I’ve never considered myself as “passive” anything. I think if you read the article you will find that I am quite passionately and aggressively against sectarianism. And for good reasons, too.
“Perhaps some residual resentment for those who read your previous article. But your paper, ‘Thoughts About Christianity’, was a bit scathing.”
Scathing, if one is an ardent sectarian, but to an Esoteric Christian, probably not at all critical. And resentment, how can I be resentful with comments posted about an article written over three years ago? Holding a grudge that long takes way too much energy. I have better things to do.
“Read it again and you’ll see it. I meant no personal disrespect; just an observation on the intensity of your convictions, and a contribution of my take on Jesus’ meaning of the unforgivable sin against the Holy Spirit.”
The tone of Susan’s comments are actually scathing and harsh towards me and maybe even a bit passive-aggressive, too. (She does mean to be disrespectful, but she doesn’t want to be responsible for appearing to be so.) I don’t see an open and objective examination of my written article, just a bunch of complaints and groundless criticism.
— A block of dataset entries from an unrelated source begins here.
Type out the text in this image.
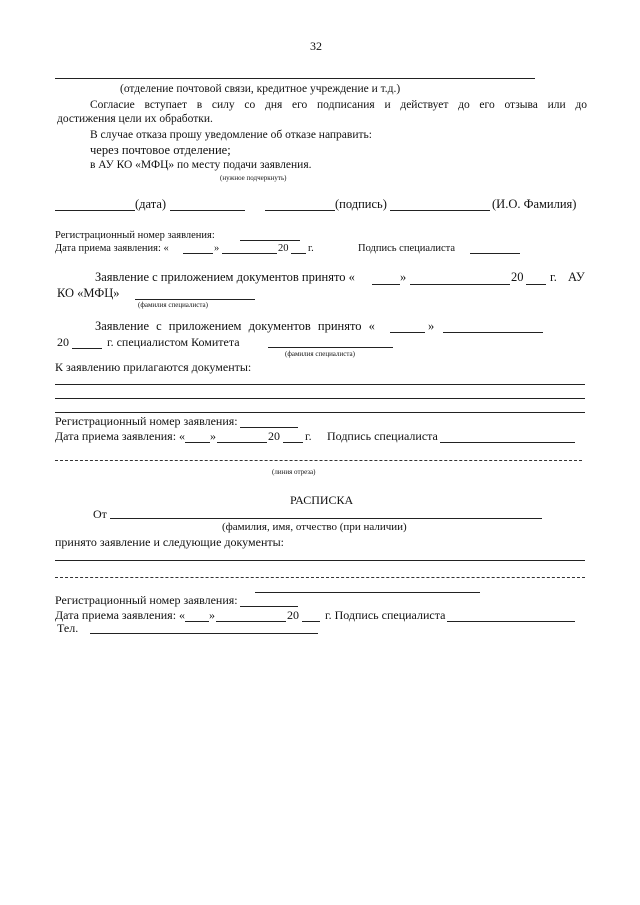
32
(отделение почтовой связи, кредитное учреждение и т.д.)
Согласие вступает в силу со дня его подписания и действует до его отзыва или до
достижения цели их обработки.
В случае отказа прошу уведомление об отказе направить:
через почтовое отделение;
в АУ КО «МФЦ» по месту подачи заявления.
(нужное подчеркнуть)
(дата)	(подпись)	(И.О. Фамилия)
Регистрационный номер заявления:
Дата приема заявления: «	»	20 г.	Подпись специалиста
Заявление с приложением документов принято «	»	20 г. АУ
КО «МФЦ»
(фамилия специалиста)
Заявление с приложением документов принято «	»
20	г. специалистом Комитета
(фамилия специалиста)
К заявлению прилагаются документы:
Регистрационный номер заявления:
Дата приема заявления: « »	20 г. Подпись специалиста
(линия отреза)
РАСПИСКА
От
(фамилия, имя, отчество (при наличии)
принято заявление и следующие документы:
Регистрационный номер заявления:
Дата приема заявления: « »	20 г. Подпись специалиста
Тел.
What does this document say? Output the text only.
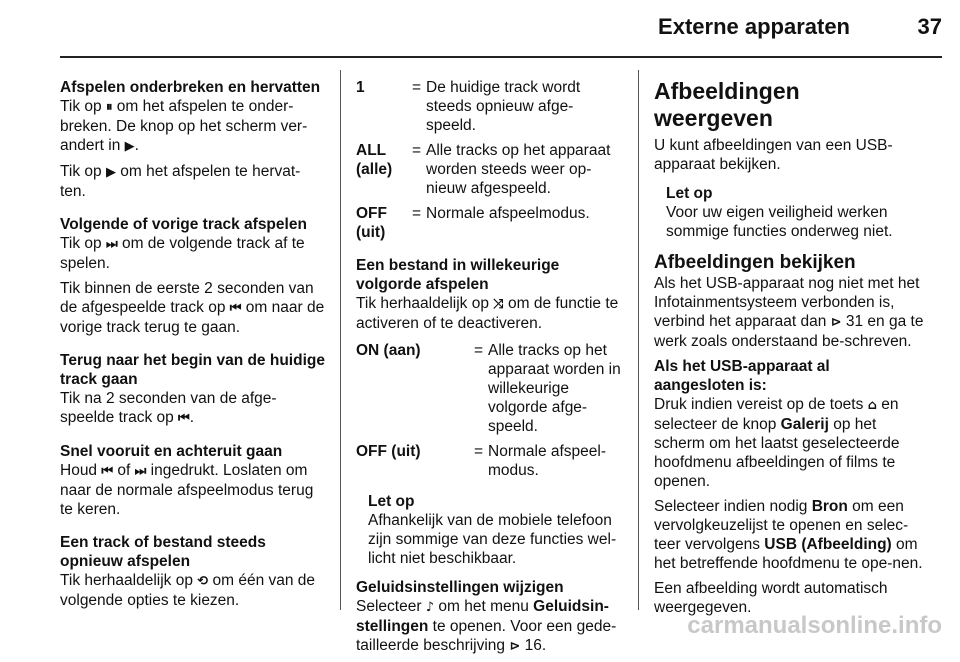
Externe apparaten	37

Afspelen onderbreken en hervatten

Tik op ⏸ om het afspelen te onder-breken. De knop op het scherm ver-andert in ▶.

Tik op ▶ om het afspelen te hervat-ten.

Volgende of vorige track afspelen

Tik op ⏭ om de volgende track af te spelen.

Tik binnen de eerste 2 seconden van de afgespeelde track op ⏮ om naar de vorige track terug te gaan.

Terug naar het begin van de huidige track gaan

Tik na 2 seconden van de afge-speelde track op ⏮.

Snel vooruit en achteruit gaan

Houd ⏮ of ⏭ ingedrukt. Loslaten om naar de normale afspeelmodus terug te keren.

Een track of bestand steeds opnieuw afspelen

Tik herhaaldelijk op ⟲ om één van de volgende opties te kiezen.

1	= De huidige track wordt steeds opnieuw afge-speeld.
ALL (alle)
= Alle tracks op het apparaat worden steeds weer op-nieuw afgespeeld.
OFF (uit)
= Normale afspeelmodus.

Een bestand in willekeurige volgorde afspelen

Tik herhaaldelijk op ⤨ om de functie te activeren of te deactiveren.

ON (aan)	= Alle tracks op het apparaat worden in willekeurige volgorde afge-speeld.
OFF (uit)	= Normale afspeel-modus.

Let op

Afhankelijk van de mobiele telefoon zijn sommige van deze functies wel-licht niet beschikbaar.

Geluidsinstellingen wijzigen

Selecteer ♪ om het menu Geluidsin-stellingen te openen. Voor een gede-tailleerde beschrijving ⊳ 16.

Afbeeldingen weergeven

U kunt afbeeldingen van een USB-apparaat bekijken.

Let op

Voor uw eigen veiligheid werken sommige functies onderweg niet.

Afbeeldingen bekijken

Als het USB-apparaat nog niet met het Infotainmentsysteem verbonden is, verbind het apparaat dan ⊳ 31 en ga te werk zoals onderstaand be-schreven.

Als het USB-apparaat al aangesloten is:

Druk indien vereist op de toets ⌂ en selecteer de knop Galerij op het scherm om het laatst geselecteerde hoofdmenu afbeeldingen of films te openen.

Selecteer indien nodig Bron om een vervolgkeuzelijst te openen en selec-teer vervolgens USB (Afbeelding) om het betreffende hoofdmenu te ope-nen.

Een afbeelding wordt automatisch weergegeven.

carmanualsonline.info
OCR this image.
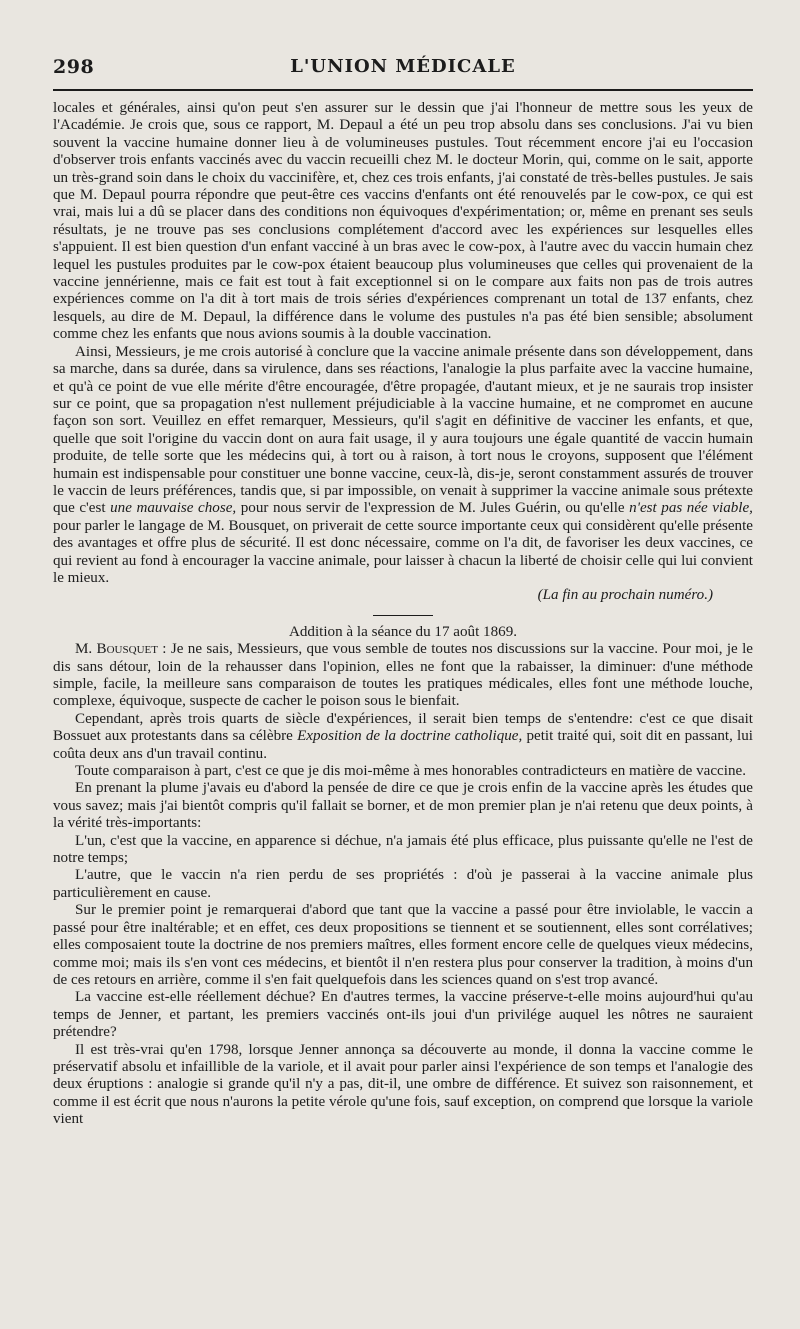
298	L'UNION MÉDICALE

locales et générales, ainsi qu'on peut s'en assurer sur le dessin que j'ai l'honneur de mettre sous les yeux de l'Académie. Je crois que, sous ce rapport, M. Depaul a été un peu trop absolu dans ses conclusions. J'ai vu bien souvent la vaccine humaine donner lieu à de volumineuses pustules. Tout récemment encore j'ai eu l'occasion d'observer trois enfants vaccinés avec du vaccin recueilli chez M. le docteur Morin, qui, comme on le sait, apporte un très-grand soin dans le choix du vaccinifère, et, chez ces trois enfants, j'ai constaté de très-belles pustules. Je sais que M. Depaul pourra répondre que peut-être ces vaccins d'enfants ont été renouvelés par le cow-pox, ce qui est vrai, mais lui a dû se placer dans des conditions non équivoques d'expérimentation; or, même en prenant ses seuls résultats, je ne trouve pas ses conclusions complétement d'accord avec les expériences sur lesquelles elles s'appuient. Il est bien question d'un enfant vacciné à un bras avec le cow-pox, à l'autre avec du vaccin humain chez lequel les pustules produites par le cow-pox étaient beaucoup plus volumineuses que celles qui provenaient de la vaccine jennérienne, mais ce fait est tout à fait exceptionnel si on le compare aux faits non pas de trois autres expériences comme on l'a dit à tort mais de trois séries d'expériences comprenant un total de 137 enfants, chez lesquels, au dire de M. Depaul, la différence dans le volume des pustules n'a pas été bien sensible; absolument comme chez les enfants que nous avions soumis à la double vaccination.

Ainsi, Messieurs, je me crois autorisé à conclure que la vaccine animale présente dans son développement, dans sa marche, dans sa durée, dans sa virulence, dans ses réactions, l'analogie la plus parfaite avec la vaccine humaine, et qu'à ce point de vue elle mérite d'être encouragée, d'être propagée, d'autant mieux, et je ne saurais trop insister sur ce point, que sa propagation n'est nullement préjudiciable à la vaccine humaine, et ne compromet en aucune façon son sort. Veuillez en effet remarquer, Messieurs, qu'il s'agit en définitive de vacciner les enfants, et que, quelle que soit l'origine du vaccin dont on aura fait usage, il y aura toujours une égale quantité de vaccin humain produite, de telle sorte que les médecins qui, à tort ou à raison, à tort nous le croyons, supposent que l'élément humain est indispensable pour constituer une bonne vaccine, ceux-là, dis-je, seront constamment assurés de trouver le vaccin de leurs préférences, tandis que, si par impossible, on venait à supprimer la vaccine animale sous prétexte que c'est une mauvaise chose, pour nous servir de l'expression de M. Jules Guérin, ou qu'elle n'est pas née viable, pour parler le langage de M. Bousquet, on priverait de cette source importante ceux qui considèrent qu'elle présente des avantages et offre plus de sécurité. Il est donc nécessaire, comme on l'a dit, de favoriser les deux vaccines, ce qui revient au fond à encourager la vaccine animale, pour laisser à chacun la liberté de choisir celle qui lui convient le mieux.

(La fin au prochain numéro.)

Addition à la séance du 17 août 1869.

M. Bousquet : Je ne sais, Messieurs, que vous semble de toutes nos discussions sur la vaccine. Pour moi, je le dis sans détour, loin de la rehausser dans l'opinion, elles ne font que la rabaisser, la diminuer: d'une méthode simple, facile, la meilleure sans comparaison de toutes les pratiques médicales, elles font une méthode louche, complexe, équivoque, suspecte de cacher le poison sous le bienfait.

Cependant, après trois quarts de siècle d'expériences, il serait bien temps de s'entendre: c'est ce que disait Bossuet aux protestants dans sa célèbre Exposition de la doctrine catholique, petit traité qui, soit dit en passant, lui coûta deux ans d'un travail continu.

Toute comparaison à part, c'est ce que je dis moi-même à mes honorables contradicteurs en matière de vaccine.

En prenant la plume j'avais eu d'abord la pensée de dire ce que je crois enfin de la vaccine après les études que vous savez; mais j'ai bientôt compris qu'il fallait se borner, et de mon premier plan je n'ai retenu que deux points, à la vérité très-importants:

L'un, c'est que la vaccine, en apparence si déchue, n'a jamais été plus efficace, plus puissante qu'elle ne l'est de notre temps;

L'autre, que le vaccin n'a rien perdu de ses propriétés : d'où je passerai à la vaccine animale plus particulièrement en cause.

Sur le premier point je remarquerai d'abord que tant que la vaccine a passé pour être inviolable, le vaccin a passé pour être inaltérable; et en effet, ces deux propositions se tiennent et se soutiennent, elles sont corrélatives; elles composaient toute la doctrine de nos premiers maîtres, elles forment encore celle de quelques vieux médecins, comme moi; mais ils s'en vont ces médecins, et bientôt il n'en restera plus pour conserver la tradition, à moins d'un de ces retours en arrière, comme il s'en fait quelquefois dans les sciences quand on s'est trop avancé.

La vaccine est-elle réellement déchue? En d'autres termes, la vaccine préserve-t-elle moins aujourd'hui qu'au temps de Jenner, et partant, les premiers vaccinés ont-ils joui d'un privilége auquel les nôtres ne sauraient prétendre?

Il est très-vrai qu'en 1798, lorsque Jenner annonça sa découverte au monde, il donna la vaccine comme le préservatif absolu et infaillible de la variole, et il avait pour parler ainsi l'expérience de son temps et l'analogie des deux éruptions : analogie si grande qu'il n'y a pas, dit-il, une ombre de différence. Et suivez son raisonnement, et comme il est écrit que nous n'aurons la petite vérole qu'une fois, sauf exception, on comprend que lorsque la variole vient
I do have a certain passion in my convictions, but then again, I have often been complimented for that. I also found very little of substance in Susan’s rebuttal about the definition of a sin against the Holy Spirit. I believe that I captured it quite well in my article by stating that it is most aptly used as a judgement against apostasy. Of course, Susan has to round out her umbrage with a final insult, and I quote it in full.
“If you are a sinner and should be shunned by the Christians for your beliefs, perhaps they should choose different reading material, or, you could hand them the first stone.”
I am already shunned by sectarian Christians for my beliefs and practices, as I have previously stated. I also doubt that anyone who is sectarian will bother to read my article, but you never know. I wrote this article for witches and pagans to demonstrate to them the inherent hypocrisy that it is alright to practice magic and occultism if you are a Christian, but it is not OK to switch religions and then practice occultism and magick. Or for that matter, to practice occultism and magick as a pagan or witch in a Christian society supposedly surrounded by the truth.
As for handing them the first stone to clobber me with, I won’t give any sectarian the opportunity to do so. I am also not bound by any ethical rules that says I shouldn’t either defend or avenge myself on someone who threatens me or my loved ones. I am a full fledged witch in that regard, and I don’t have a problem with working malefic magic on someone when it is justified. I hope that revelation doesn’t shock anyone (especially Susan), but then again, welcome to the real world. There are a lot of ugly, brutal and evil people in the world, and I would hopefully keep them from storming the gateway of my home and world. There are also a lot of good people, too, but I don’t need to protect myself from them. (At least, I hope I don’t.)
Think my viewpoint is too extreme or prejudiced? Just to give you an idea of how crazy right-wing fundamentalists are, how about examining this recent quote from the spokesperson of the American Family Association.
“Upset that the AFA was included on an Army training session’s list of hate groups, AFA spokesman Bryan Fischer on Friday charged that the Armed Forces will use ‘lethal force’ against Christians and Tea Party activists, and may even ‘surround’ the hotel hosting next year’s Values Voter Summit.
‘The military is being conditioned to use weapons on the American Family Association. The soldiers are being conditioned in their brains to think of evangelicals, Tea Partyers, the American Family Association and the Family Research Council as domestic enemies that may have to be neutralized by lethal force,’ Fischer maintained. ‘The people you got to watch out for, you may have to turn your tanks on, are American Family Association.’”
Based on the above rhetoric, it is quite likely that a few of these inflamed Christian sectarians might actually start some kind of armed insurrection in the not too distant future. Those who are Pagan and Wiccan authors would be easy and tempting targets, indeed.